The next SELECT is an inner join combining the CTE with the table upon which the CTE is based. This is where the recursion comes in. A portion of the CTE definition refers to itself. Finally, we SELECT from the CTE. Similar queries can be written to completely explode the hierarchy to retrieve all the descendants of any given node.
Recursive SQL can be very elegant and efficient. However, because of the difficulty developers can have understanding recursion, it is sometimes thought of as “too inefficient to use frequently.” But, if you have a business need to walk or explode hierarchies in your database, recursive SQL will likely be your most efficient option. What else are you going to do? You can create pre-exploded tables, but this requires denormalization and a lot of pre-processing which will not be efficient. Or you might write your own code to walk a hierarchy. This, too, is fraught with potential problems. You will probably retrieve more data than you need, causing inefficient I/O. And how will you assure that your code is more efficient than the DBMS?

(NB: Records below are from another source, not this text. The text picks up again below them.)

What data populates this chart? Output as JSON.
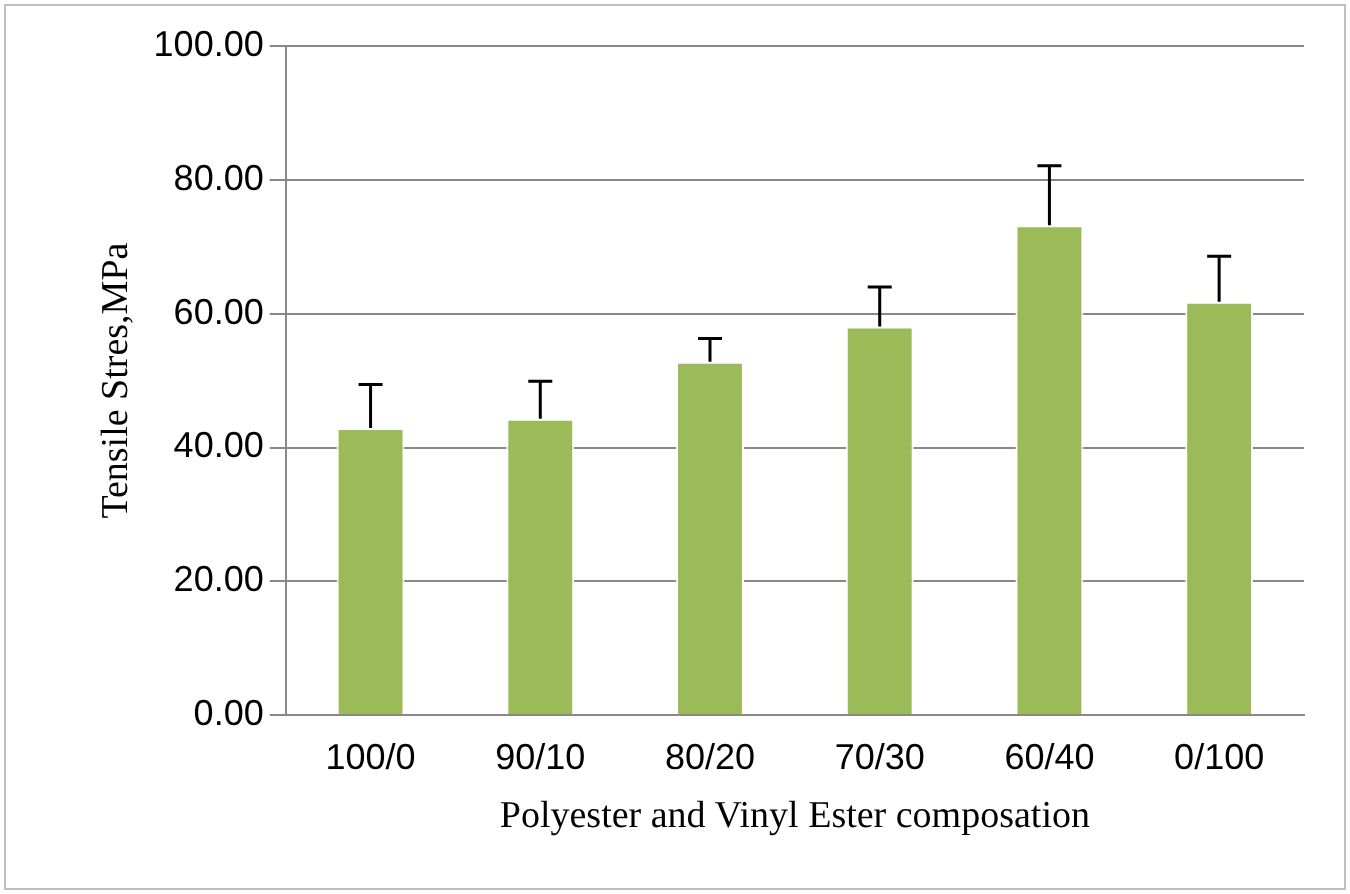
{
  "chart_data": {
    "type": "bar",
    "xlabel": "Polyester and Vinyl Ester composation",
    "ylabel": "Tensile Stres,MPa",
    "categories": [
      "100/0",
      "90/10",
      "80/20",
      "70/30",
      "60/40",
      "0/100"
    ],
    "values": [
      42.9,
      44.3,
      52.8,
      58.1,
      73.2,
      61.8
    ],
    "errors": [
      [
        42.9,
        49.4
      ],
      [
        44.3,
        49.9
      ],
      [
        52.8,
        56.3
      ],
      [
        58.1,
        64.0
      ],
      [
        73.2,
        82.1
      ],
      [
        61.8,
        68.6
      ]
    ],
    "color": "#9bbb59",
    "ylim": [
      0,
      100
    ],
    "yticks": [
      {
        "value": 0,
        "label": "0.00"
      },
      {
        "value": 20,
        "label": "20.00"
      },
      {
        "value": 40,
        "label": "40.00"
      },
      {
        "value": 60,
        "label": "60.00"
      },
      {
        "value": 80,
        "label": "80.00"
      },
      {
        "value": 100,
        "label": "100.00"
      }
    ],
    "grid": "y",
    "legend": false
  }
}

If every row processed by the query is required in the answer set (“find all employees who work for LIL BOSS”), then recursion will most likely be quite efficient. If only a few of the rows processed by the query are actually needed (“find all flights from Houston to Pittsburgh, but show only the three fastest”) then a recursive query can be quite costly. The bottom line is that you should consider recursive SQL when business requirements call for it. But be sure that suitable indexes are available and always examine your access paths.
Real-time analytics is another interesting issue to consider. The adjective “real-time” refers to a level of responsiveness that is immediate or nearly immediate. Market forces, customer requirements, governmental regulations, and technology changes collectively conspire to ensure that data that is not up-to-date is not acceptable. As a result, today’s leading organizations are constantly working to improve operations with access to, and analysis of, real-time data.
As good as real-time analytics sounds, it is not without its challenges to implement. One such challenge is reducing the latency between data creation and when it is recognized by analytics processes. Time-to-market issues can be another potential pitfall of an advanced analytics project. A large part of any analytical process is the work involved with gathering, cleansing, and manipulating data required as input to the final model or analysis. However, this up-front work is essential to the overall success of any advanced analytics project.
The end result of deploying advanced analytics is increased productivity with the ability to gather and analyze large volumes of data to deliver faster, more-effective business decisions.
Indeed, the whole big data phenomenon is largely focused on the analytical processing that is conducted on the data. But data need not be “big” in order to implement advanced analytics at your organization. And, ignoring the value that advanced analytics can provide your organization is not an option … because you can bet that your competition is not ignoring it!